A few points merit consideration in this context because of the failure of the previous counter-terrorism cooperation between the two countries.

Curiously, the joint statement does not mention those Baloch groups that regularly claim responsibility for terrorist attacks. Nor does it allude either to Jaish al-Adl, which Iran considers a direct threat to its integrity, or the Chinese-centred ETIM, also called Turkestan Islamic Party, TIP.

Secondly, we don’t find the word ‘Afghanistan’ in the joint statement, although everybody knows where the TTP, Jaish al-Adl, TIP, ISKP as well as the Baloch groups enjoy safe havens.

Thirdly, Pakistan suffered the worst incessant violence until the US pullout from Afghanistan in 2014. It was a major non-Nato ally and a literal strategic partner in countering terrorism. TTP-led violence never ceased during this partnership. Nor did the public opinion ever tilted in favour of such a cooperation.

Fourth, is the US-Pakistan CT partnership inclusive of China and Iran?

China and Iran are also keen on collaborative counter-terrorism mechanism — either under the Shanghai Cooperation Organisation (SCO) or bilateral or trilateral framework. But given the intense geopolitical rivalry plus the hostility that accompanies the US view of Iran and China, how can such a partnership be successful?

At a presser along with his Pakistani counterpart, Ishaq Dar, on May 15, Chinese Foreign Minister Wang Yi reiterated that Beijing “is willing to further deepen counter-terrorism security cooperation” with Islamabad and called on the international community to “eradicate the breeding ground for terrorism” through a “united front” against the threat.

Yi said this a day after the US Institute for Peace warned about the resurgence of transnational terrorist groups in Afghanistan including TTP.

“The post-U.S. withdrawal environment in Afghanistan offers terrorist groups a range of new opportunities for regrouping, plotting, and collaborating with one another,” said the latest study.

Should this environment prompt the US, China, Russia, Iran, Pakistan and the Central Asian Republics to jointly work through a CT framework? Ideally yes, but practically not because of political divergences and different targets set by major stakeholders; the US, it seems, is focused only on the TTP and ISKP. Iran and China want to neutralise threats that Jaish al-Adl and TIP pose to their respective interests. Both view the latter as proxy terrorist groups.

For Pakistan, several Baloch separatist groups as well as the TTP represent a life and death challenge. But India, a strategic partner of the US, is openly sympathetic to some of the Baloch groups.

Lastly, is Pakistan glossing over statements made by many Indian leaders, including Ajit Doval, who had in February 2014 openly said that “the only unfinished agenda is the liberation of ‘Pakistani occupied’ Kashmir”?

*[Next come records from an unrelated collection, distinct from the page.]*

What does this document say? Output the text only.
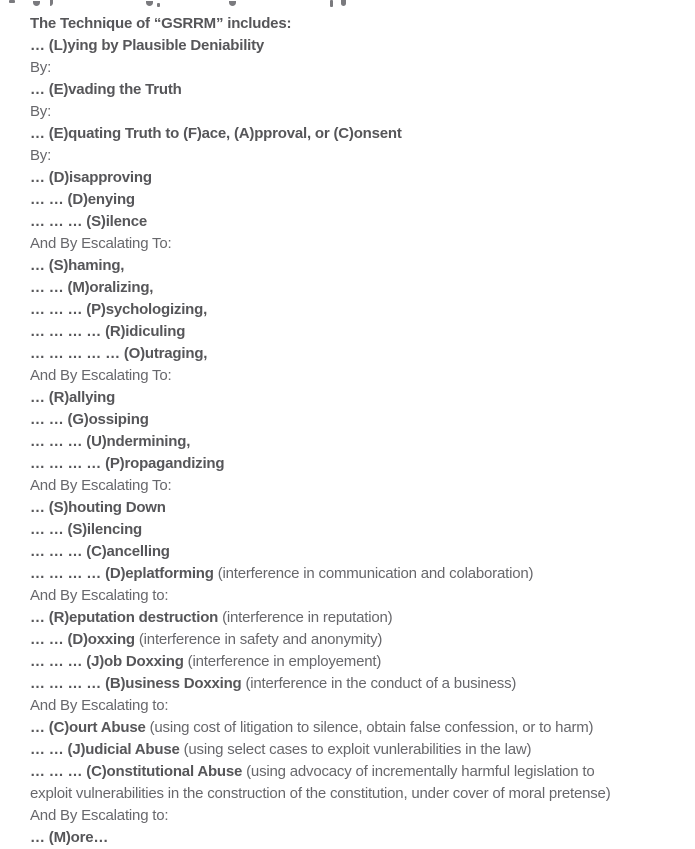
The Technique of “GSRRM” includes:
… (L)ying by Plausible Deniability
By:
… (E)vading the Truth
By:
… (E)quating Truth to (F)ace, (A)pproval, or (C)onsent
By:
… (D)isapproving
… … (D)enying
… … … (S)ilence
And By Escalating To:
… (S)haming,
… … (M)oralizing,
… … … (P)sychologizing,
… … … … (R)idiculing
… … … … … (O)utraging,
And By Escalating To:
… (R)allying
… … (G)ossiping
… … … (U)ndermining,
… … … … (P)ropagandizing
And By Escalating To:
… (S)houting Down
… … (S)ilencing
… … … (C)ancelling
… … … … (D)eplatforming (interference in communication and colaboration)
And By Escalating to:
… (R)eputation destruction (interference in reputation)
… … (D)oxxing (interference in safety and anonymity)
… … … (J)ob Doxxing (interference in employement)
… … … … (B)usiness Doxxing (interference in the conduct of a business)
And By Escalating to:
… (C)ourt Abuse (using cost of litigation to silence, obtain false confession, or to harm)
… … (J)udicial Abuse (using select cases to exploit vunlerabilities in the law)
… … … (C)onstitutional Abuse (using advocacy of incrementally harmful legislation to
exploit vulnerabilities in the construction of the constitution, under cover of moral pretense)
And By Escalating to:
… (M)ore…
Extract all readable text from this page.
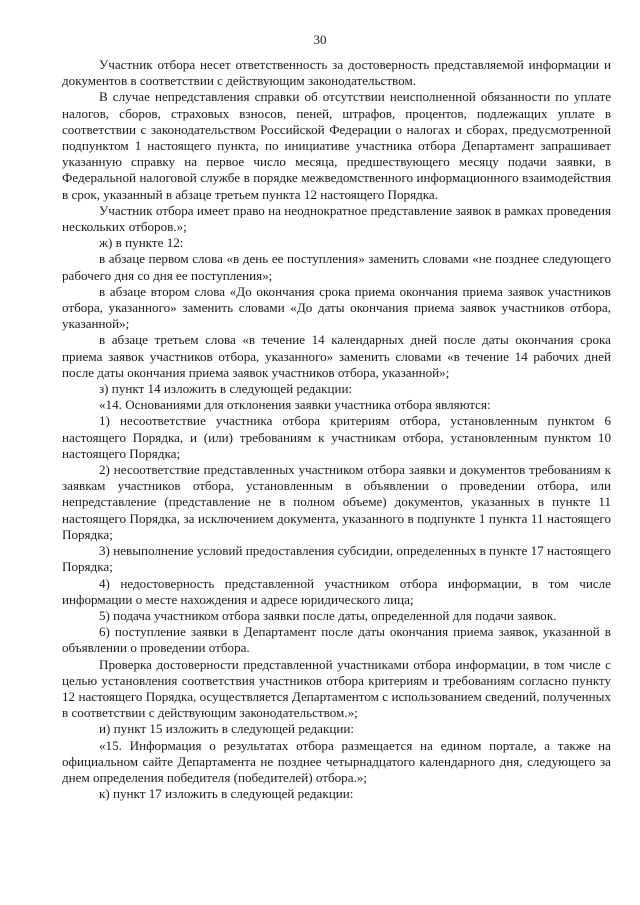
30

Участник отбора несет ответственность за достоверность представляемой информации и документов в соответствии с действующим законодательством.

В случае непредставления справки об отсутствии неисполненной обязанности по уплате налогов, сборов, страховых взносов, пеней, штрафов, процентов, подлежащих уплате в соответствии с законодательством Российской Федерации о налогах и сборах, предусмотренной подпунктом 1 настоящего пункта, по инициативе участника отбора Департамент запрашивает указанную справку на первое число месяца, предшествующего месяцу подачи заявки, в Федеральной налоговой службе в порядке межведомственного информационного взаимодействия в срок, указанный в абзаце третьем пункта 12 настоящего Порядка.

Участник отбора имеет право на неоднократное представление заявок в рамках проведения нескольких отборов.»;

ж) в пункте 12:

в абзаце первом слова «в день ее поступления» заменить словами «не позднее следующего рабочего дня со дня ее поступления»;

в абзаце втором слова «До окончания срока приема окончания приема заявок участников отбора, указанного» заменить словами «До даты окончания приема заявок участников отбора, указанной»;

в абзаце третьем слова «в течение 14 календарных дней после даты окончания срока приема заявок участников отбора, указанного» заменить словами «в течение 14 рабочих дней после даты окончания приема заявок участников отбора, указанной»;

з) пункт 14 изложить в следующей редакции:

«14. Основаниями для отклонения заявки участника отбора являются:

1) несоответствие участника отбора критериям отбора, установленным пунктом 6 настоящего Порядка, и (или) требованиям к участникам отбора, установленным пунктом 10 настоящего Порядка;

2) несоответствие представленных участником отбора заявки и документов требованиям к заявкам участников отбора, установленным в объявлении о проведении отбора, или непредставление (представление не в полном объеме) документов, указанных в пункте 11 настоящего Порядка, за исключением документа, указанного в подпункте 1 пункта 11 настоящего Порядка;

3) невыполнение условий предоставления субсидии, определенных в пункте 17 настоящего Порядка;

4) недостоверность представленной участником отбора информации, в том числе информации о месте нахождения и адресе юридического лица;

5) подача участником отбора заявки после даты, определенной для подачи заявок.

6) поступление заявки в Департамент после даты окончания приема заявок, указанной в объявлении о проведении отбора.

Проверка достоверности представленной участниками отбора информации, в том числе с целью установления соответствия участников отбора критериям и требованиям согласно пункту 12 настоящего Порядка, осуществляется Департаментом с использованием сведений, полученных в соответствии с действующим законодательством.»;

и) пункт 15 изложить в следующей редакции:

«15. Информация о результатах отбора размещается на едином портале, а также на официальном сайте Департамента не позднее четырнадцатого календарного дня, следующего за днем определения победителя (победителей) отбора.»;

к) пункт 17 изложить в следующей редакции:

Let us not forget what an India Today (the weekly magazine) huddle of 12 security experts in October 2009 had proposed on how to deal with Pakistan. Exploit the internal fault-lines, sub-nationalist discontent (Balochistan) and sectarian rivalries, was one of the recommendations. We got Bangladesh for the Bengalis. Balochistan offers the same opportunity, was the implied message.

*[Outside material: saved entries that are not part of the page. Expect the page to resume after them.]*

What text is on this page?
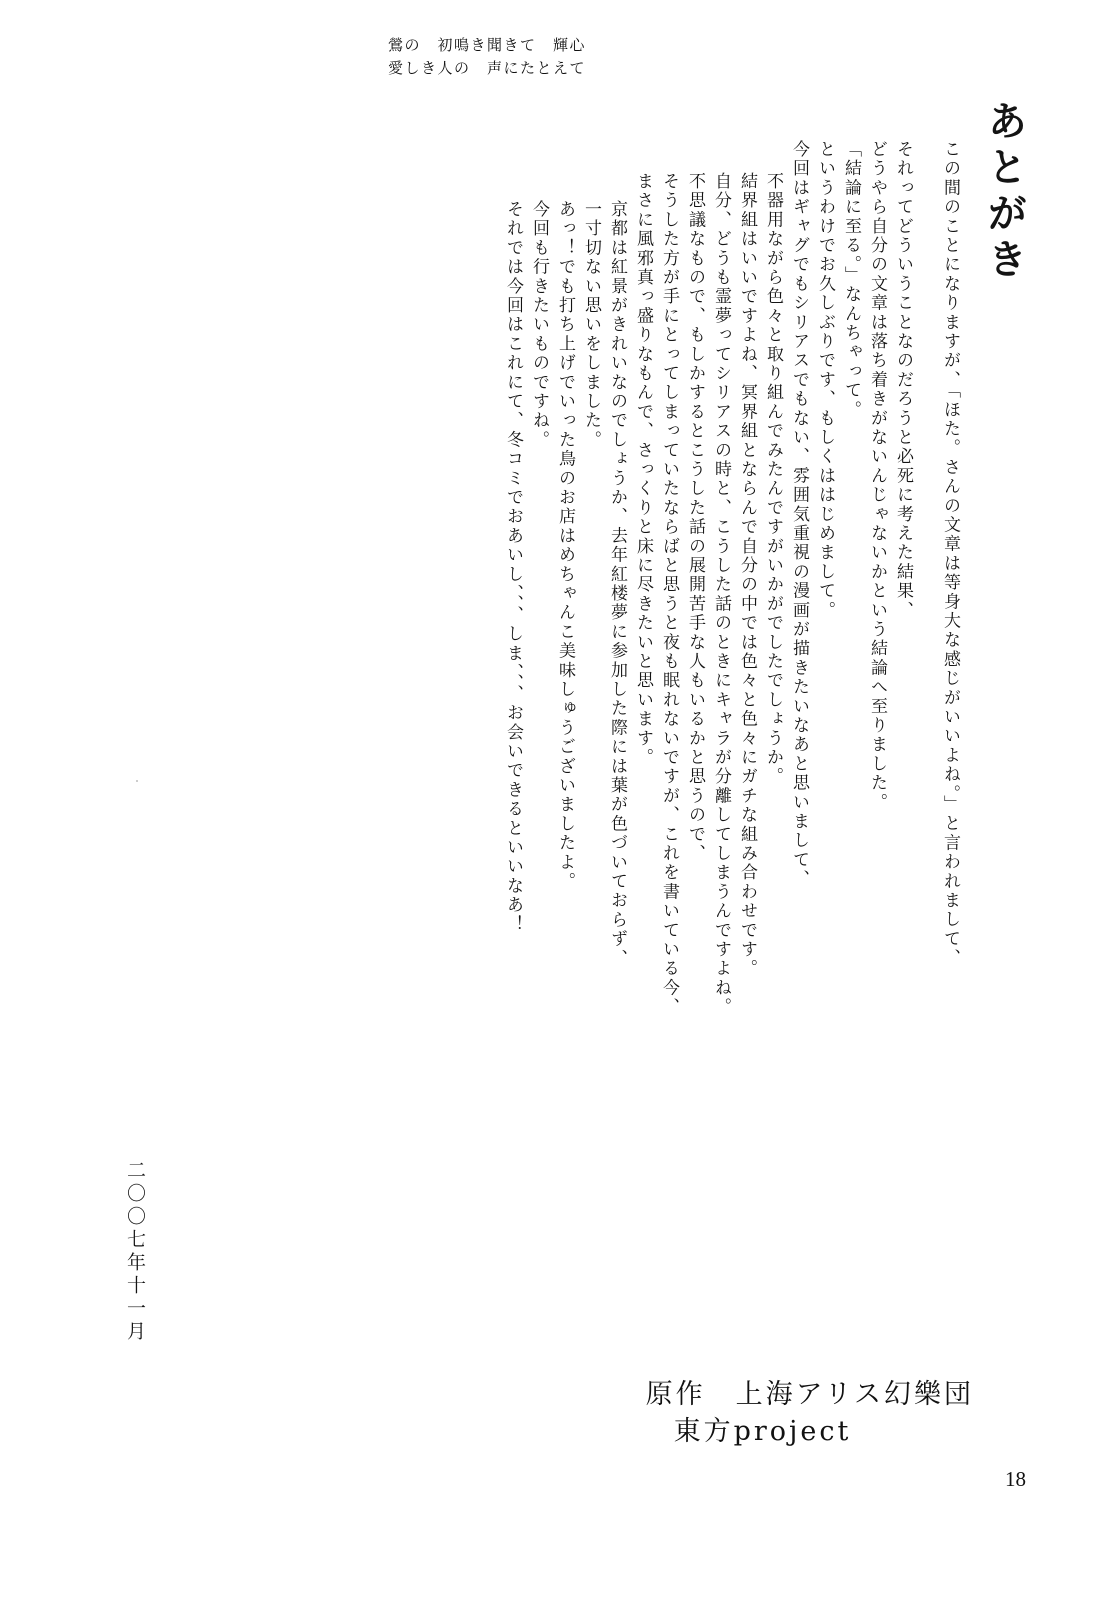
鶯の　初鳴き聞きて　輝心
愛しき人の　声にたとえて
それでは今回はこれにて、冬コミでおあいし、、、しま、、、お会いできるといいなあ！ 今回も行きたいものですね。 あっ！でも打ち上げでいった鳥のお店はめちゃんこ美味しゅうございましたよ。 一寸切ない思いをしました。 京都は紅景がきれいなのでしょうか、去年紅楼夢に参加した際には葉が色づいておらず、 まさに風邪真っ盛りなもんで、さっくりと床に尽きたいと思います。 そうした方が手にとってしまっていたならばと思うと夜も眠れないですが、これを書いている今、 不思議なもので、もしかするとこうした話の展開苦手な人もいるかと思うので、 自分、どうも霊夢ってシリアスの時と、こうした話のときにキャラが分離してしまうんですよね。 結界組はいいですよね、冥界組とならんで自分の中では色々と色々にガチな組み合わせです。 不器用ながら色々と取り組んでみたんですがいかがでしたでしょうか。 今回はギャグでもシリアスでもない、雰囲気重視の漫画が描きたいなあと思いまして、 というわけでお久しぶりです、もしくははじめまして。 「結論に至る。」なんちゃって。 どうやら自分の文章は落ち着きがないんじゃないかという結論へ至りました。 それってどういうことなのだろうと必死に考えた結果、 この間のことになりますが、「ほた。さんの文章は等身大な感じがいいよね。」と言われまして、 あとがき
二〇〇七年十一月
原作　上海アリス幻樂団
東方project
18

Doval was part of this consultation and eventually became Prime Minister Narendra Modi’s National Security Advisor in 2014. No surprise that Modi spoke of the massive “human rights violations” in Balochistan in his 2015 Republic Day speech too.

A basic question to all: why are we so keen on such a partnership with the US whose past points to disastrous consequences for the country? How can this terminate proxy terrorism when major actors are working at cross-purposes? Are we missing the point inadvertently or…?

Published in The Express Tribune, May 19th, 2024.